Of course, that only happens in the movie adaptation of "The Fellowship of the Ring." And maybe an online privacy bill won't be so orc-like. And, hey, the Fellowship does, in the end, get that ring to Mount Doom, so the big fight didn't totally derail things. Except for Gandalf, who wound up dead — but only for a little while!

Also: Does this analogy make Sen. Ed Markey the Balrog? 

Regardless, there's no way you can miss those booming drums. They are echoing throughout the U.S. in a way they definitely were not during the Obama administration. While the Privacy Bill of Rights was circulated widely and the idea of sweeping federal legislation got some attention after President Obama visited the FTC and mentioned privacy in his State of the Union Address, I can tell you that virtually no one thought those bills were going to pass. 

Mostly that was because the Republican Congress at the time just wasn't doing much to help Obama get anything done, but it was also because there really wasn't much urgency. The FTC was handling it. We had a bunch of privacy laws already. Do consumers really care? Pfft. 

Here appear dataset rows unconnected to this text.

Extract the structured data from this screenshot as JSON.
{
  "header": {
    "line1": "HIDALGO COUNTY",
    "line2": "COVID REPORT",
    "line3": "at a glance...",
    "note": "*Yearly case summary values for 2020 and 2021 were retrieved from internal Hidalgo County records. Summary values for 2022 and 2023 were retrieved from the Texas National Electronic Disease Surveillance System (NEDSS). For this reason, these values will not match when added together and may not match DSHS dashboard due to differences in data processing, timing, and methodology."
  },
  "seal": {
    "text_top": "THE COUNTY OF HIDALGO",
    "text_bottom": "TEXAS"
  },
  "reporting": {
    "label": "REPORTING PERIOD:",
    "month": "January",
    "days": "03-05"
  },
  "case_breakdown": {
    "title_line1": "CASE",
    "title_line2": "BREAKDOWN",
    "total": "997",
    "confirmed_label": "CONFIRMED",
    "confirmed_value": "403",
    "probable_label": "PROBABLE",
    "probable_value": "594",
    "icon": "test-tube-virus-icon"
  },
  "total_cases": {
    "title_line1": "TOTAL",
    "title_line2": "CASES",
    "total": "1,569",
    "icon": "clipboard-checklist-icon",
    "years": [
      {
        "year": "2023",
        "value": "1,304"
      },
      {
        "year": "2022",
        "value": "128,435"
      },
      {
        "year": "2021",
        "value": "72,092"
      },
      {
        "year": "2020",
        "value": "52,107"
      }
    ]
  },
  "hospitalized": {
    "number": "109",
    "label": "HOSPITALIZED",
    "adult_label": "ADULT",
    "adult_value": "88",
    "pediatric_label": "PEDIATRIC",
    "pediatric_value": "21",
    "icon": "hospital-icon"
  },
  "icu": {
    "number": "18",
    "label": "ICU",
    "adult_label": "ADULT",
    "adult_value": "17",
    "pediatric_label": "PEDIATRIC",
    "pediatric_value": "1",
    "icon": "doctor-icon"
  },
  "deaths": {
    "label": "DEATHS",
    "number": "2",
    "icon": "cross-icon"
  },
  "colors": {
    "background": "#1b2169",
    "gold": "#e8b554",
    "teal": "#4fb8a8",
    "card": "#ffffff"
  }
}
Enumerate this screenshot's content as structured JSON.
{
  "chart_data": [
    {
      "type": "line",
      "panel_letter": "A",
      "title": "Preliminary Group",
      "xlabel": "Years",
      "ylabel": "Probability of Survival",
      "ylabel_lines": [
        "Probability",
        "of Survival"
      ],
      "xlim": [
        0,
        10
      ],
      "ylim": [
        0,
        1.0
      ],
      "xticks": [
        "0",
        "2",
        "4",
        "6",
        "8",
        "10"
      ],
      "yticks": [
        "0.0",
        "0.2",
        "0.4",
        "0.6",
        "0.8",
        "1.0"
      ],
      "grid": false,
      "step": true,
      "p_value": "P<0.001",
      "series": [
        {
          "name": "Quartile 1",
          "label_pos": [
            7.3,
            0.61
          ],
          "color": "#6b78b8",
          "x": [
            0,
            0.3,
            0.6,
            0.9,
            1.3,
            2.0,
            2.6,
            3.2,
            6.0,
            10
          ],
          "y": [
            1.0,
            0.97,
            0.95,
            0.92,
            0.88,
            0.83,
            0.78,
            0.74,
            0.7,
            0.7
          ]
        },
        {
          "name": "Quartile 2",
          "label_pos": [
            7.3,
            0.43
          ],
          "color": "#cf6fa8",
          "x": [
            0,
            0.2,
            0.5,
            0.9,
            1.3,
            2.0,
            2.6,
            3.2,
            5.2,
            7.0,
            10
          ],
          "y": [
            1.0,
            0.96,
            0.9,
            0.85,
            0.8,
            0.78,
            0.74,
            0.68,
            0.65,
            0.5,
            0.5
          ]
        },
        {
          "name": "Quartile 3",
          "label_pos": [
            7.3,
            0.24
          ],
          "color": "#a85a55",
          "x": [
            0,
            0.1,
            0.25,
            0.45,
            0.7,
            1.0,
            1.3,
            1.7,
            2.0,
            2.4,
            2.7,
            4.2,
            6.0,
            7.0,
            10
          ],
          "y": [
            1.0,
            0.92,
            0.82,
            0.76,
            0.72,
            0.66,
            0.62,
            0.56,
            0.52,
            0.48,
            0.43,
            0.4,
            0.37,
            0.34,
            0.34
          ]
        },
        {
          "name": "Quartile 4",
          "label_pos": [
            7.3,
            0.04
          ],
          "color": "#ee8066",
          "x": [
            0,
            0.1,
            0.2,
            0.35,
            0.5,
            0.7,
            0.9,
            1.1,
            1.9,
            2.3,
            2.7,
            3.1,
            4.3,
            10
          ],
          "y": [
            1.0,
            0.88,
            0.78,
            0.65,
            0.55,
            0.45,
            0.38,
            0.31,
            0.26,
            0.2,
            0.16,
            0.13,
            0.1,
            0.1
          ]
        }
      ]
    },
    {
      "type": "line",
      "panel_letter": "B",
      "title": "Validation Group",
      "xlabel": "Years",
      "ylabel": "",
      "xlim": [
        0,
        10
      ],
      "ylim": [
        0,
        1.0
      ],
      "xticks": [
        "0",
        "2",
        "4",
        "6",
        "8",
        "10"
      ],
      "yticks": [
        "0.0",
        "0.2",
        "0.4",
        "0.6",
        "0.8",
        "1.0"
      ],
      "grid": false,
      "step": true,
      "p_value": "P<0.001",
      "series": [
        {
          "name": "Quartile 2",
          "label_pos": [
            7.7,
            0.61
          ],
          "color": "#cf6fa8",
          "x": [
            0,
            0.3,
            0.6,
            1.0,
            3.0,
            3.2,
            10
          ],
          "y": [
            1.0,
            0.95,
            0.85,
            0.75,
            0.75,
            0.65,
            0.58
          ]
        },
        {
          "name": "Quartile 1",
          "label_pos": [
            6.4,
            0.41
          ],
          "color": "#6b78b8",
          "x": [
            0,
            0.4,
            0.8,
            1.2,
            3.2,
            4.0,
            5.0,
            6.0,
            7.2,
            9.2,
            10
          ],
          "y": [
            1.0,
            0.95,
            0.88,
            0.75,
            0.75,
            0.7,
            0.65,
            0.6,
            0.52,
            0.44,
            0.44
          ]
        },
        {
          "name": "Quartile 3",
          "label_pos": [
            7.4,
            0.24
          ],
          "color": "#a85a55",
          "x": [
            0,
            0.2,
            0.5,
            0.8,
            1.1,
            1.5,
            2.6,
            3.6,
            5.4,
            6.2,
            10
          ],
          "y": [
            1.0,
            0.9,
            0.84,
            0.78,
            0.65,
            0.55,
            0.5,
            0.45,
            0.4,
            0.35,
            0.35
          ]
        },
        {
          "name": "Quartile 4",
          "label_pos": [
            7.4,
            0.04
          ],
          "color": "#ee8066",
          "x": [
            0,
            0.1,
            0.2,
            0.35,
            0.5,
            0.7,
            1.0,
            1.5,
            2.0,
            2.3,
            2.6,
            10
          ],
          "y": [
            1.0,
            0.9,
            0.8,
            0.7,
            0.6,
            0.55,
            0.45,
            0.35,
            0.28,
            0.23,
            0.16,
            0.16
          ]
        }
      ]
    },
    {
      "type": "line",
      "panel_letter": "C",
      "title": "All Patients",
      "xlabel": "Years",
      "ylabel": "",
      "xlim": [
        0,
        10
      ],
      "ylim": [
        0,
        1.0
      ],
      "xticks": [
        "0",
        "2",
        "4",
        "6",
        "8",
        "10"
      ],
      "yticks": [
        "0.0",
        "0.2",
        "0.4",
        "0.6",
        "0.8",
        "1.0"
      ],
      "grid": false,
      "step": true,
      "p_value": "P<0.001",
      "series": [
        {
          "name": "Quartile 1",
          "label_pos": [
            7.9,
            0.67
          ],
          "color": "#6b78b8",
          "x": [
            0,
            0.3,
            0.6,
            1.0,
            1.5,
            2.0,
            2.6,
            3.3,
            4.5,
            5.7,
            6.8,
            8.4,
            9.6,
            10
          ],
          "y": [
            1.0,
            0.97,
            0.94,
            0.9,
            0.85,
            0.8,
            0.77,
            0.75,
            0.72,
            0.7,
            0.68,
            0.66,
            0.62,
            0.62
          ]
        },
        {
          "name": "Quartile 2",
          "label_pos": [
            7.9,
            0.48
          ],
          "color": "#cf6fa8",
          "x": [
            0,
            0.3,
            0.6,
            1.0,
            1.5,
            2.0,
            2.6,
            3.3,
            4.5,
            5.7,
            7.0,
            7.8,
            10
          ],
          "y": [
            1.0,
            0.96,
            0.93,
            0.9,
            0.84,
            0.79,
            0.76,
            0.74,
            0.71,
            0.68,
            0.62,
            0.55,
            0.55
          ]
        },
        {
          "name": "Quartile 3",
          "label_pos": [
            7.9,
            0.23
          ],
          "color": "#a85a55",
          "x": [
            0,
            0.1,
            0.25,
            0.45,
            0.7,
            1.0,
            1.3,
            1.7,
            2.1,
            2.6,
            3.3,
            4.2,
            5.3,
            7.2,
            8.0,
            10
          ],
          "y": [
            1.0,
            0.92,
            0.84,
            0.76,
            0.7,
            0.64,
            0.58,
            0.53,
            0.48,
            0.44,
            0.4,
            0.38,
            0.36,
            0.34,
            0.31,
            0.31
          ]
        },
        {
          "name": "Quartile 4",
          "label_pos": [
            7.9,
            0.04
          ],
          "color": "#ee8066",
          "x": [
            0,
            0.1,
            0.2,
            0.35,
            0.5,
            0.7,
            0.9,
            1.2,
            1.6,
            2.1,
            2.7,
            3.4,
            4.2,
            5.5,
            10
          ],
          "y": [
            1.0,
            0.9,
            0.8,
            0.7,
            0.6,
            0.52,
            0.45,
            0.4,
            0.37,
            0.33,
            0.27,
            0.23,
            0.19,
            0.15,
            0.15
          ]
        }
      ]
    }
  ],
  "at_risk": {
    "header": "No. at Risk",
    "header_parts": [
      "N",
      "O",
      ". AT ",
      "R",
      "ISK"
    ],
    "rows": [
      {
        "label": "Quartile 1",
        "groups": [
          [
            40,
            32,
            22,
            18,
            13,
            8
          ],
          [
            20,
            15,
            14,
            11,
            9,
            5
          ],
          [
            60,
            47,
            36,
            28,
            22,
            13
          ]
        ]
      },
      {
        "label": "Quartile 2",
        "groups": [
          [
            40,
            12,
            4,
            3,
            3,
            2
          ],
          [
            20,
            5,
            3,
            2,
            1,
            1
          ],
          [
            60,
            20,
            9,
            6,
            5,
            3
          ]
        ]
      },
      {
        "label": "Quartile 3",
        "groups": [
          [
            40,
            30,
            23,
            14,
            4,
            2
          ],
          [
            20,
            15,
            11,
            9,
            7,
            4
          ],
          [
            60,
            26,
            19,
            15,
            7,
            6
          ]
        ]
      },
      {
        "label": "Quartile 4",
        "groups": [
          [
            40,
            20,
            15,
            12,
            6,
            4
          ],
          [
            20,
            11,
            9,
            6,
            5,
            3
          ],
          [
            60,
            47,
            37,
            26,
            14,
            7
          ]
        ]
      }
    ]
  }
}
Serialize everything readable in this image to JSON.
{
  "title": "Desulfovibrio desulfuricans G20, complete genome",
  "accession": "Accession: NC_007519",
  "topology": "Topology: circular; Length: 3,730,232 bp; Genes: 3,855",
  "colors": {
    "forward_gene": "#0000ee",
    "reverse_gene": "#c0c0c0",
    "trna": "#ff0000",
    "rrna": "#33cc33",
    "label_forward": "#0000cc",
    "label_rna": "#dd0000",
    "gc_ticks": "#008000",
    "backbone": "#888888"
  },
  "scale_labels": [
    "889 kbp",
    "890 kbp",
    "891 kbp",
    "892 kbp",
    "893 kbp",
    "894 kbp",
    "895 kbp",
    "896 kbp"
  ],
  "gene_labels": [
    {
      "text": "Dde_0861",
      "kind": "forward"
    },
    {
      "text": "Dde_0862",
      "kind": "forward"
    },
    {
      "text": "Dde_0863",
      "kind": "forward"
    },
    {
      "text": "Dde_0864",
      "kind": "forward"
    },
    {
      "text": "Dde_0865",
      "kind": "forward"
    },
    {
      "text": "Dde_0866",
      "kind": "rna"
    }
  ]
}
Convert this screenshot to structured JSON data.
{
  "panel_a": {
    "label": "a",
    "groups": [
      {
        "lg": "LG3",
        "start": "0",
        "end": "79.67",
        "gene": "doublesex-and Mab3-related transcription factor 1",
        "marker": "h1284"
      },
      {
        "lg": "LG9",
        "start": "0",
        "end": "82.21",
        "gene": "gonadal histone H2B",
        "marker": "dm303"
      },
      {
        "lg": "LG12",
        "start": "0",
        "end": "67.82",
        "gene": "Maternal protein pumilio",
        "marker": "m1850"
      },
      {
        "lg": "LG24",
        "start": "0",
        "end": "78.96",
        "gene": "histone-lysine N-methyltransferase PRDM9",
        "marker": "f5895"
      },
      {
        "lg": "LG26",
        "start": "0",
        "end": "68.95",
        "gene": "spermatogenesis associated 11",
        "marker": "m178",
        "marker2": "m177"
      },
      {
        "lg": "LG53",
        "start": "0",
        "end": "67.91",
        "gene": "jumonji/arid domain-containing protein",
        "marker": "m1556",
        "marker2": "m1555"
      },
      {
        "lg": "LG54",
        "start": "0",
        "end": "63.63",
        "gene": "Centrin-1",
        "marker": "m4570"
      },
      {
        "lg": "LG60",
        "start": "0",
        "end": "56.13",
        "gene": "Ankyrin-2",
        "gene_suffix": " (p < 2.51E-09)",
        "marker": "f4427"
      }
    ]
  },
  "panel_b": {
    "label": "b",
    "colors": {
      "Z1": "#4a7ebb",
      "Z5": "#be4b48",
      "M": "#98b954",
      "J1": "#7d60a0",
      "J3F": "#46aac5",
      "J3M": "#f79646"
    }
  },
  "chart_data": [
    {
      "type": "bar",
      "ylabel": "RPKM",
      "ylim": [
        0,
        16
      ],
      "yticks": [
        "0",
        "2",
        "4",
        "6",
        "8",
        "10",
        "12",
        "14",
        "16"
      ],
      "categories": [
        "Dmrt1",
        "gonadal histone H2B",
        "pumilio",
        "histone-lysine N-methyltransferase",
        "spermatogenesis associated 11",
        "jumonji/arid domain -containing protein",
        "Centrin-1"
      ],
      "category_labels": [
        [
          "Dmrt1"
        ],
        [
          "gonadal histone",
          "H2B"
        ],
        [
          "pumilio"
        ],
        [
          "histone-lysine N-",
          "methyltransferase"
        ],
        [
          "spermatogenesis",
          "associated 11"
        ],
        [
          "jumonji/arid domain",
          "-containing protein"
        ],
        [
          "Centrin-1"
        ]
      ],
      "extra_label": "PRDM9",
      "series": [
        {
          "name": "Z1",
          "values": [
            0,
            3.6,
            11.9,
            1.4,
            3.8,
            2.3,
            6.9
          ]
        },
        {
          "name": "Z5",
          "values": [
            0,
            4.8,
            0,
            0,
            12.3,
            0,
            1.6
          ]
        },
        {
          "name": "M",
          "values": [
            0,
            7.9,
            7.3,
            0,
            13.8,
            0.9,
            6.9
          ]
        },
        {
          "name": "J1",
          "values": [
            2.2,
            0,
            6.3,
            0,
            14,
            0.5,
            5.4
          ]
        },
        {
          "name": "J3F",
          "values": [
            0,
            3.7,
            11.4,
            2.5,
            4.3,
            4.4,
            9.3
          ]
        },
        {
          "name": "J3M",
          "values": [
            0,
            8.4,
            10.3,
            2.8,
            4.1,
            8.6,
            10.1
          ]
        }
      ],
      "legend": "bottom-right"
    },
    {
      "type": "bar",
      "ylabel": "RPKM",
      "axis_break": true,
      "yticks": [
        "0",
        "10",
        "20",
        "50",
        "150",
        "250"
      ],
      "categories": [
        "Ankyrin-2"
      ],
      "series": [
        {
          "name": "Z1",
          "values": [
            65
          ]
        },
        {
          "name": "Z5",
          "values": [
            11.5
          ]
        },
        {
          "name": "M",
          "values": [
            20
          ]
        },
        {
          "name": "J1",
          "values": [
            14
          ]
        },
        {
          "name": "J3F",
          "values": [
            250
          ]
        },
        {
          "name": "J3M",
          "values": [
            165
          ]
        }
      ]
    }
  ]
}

Now Mactaggart and the CCPA have provided the urgency. No one working at a company handling personal data wants to see consumer privacy legislation play out in the U.S. the way data breach legislation did. Fifty laws? All slightly different? And where is that person right now, and where do they live, and how do we know, and did they move? That's a disaster, and probably for consumers, too, who may find themselves in the shoes of Europeans who can't read American publications anymore because their legal teams decided the GDPR was too much of a hassle to figure out and the European traffic didn't matter. 

So, it's coming. And we'll soon find out whether Mactaggart was, indeed, a fool of a Took, or whether that tortured analogy falls apart entirely.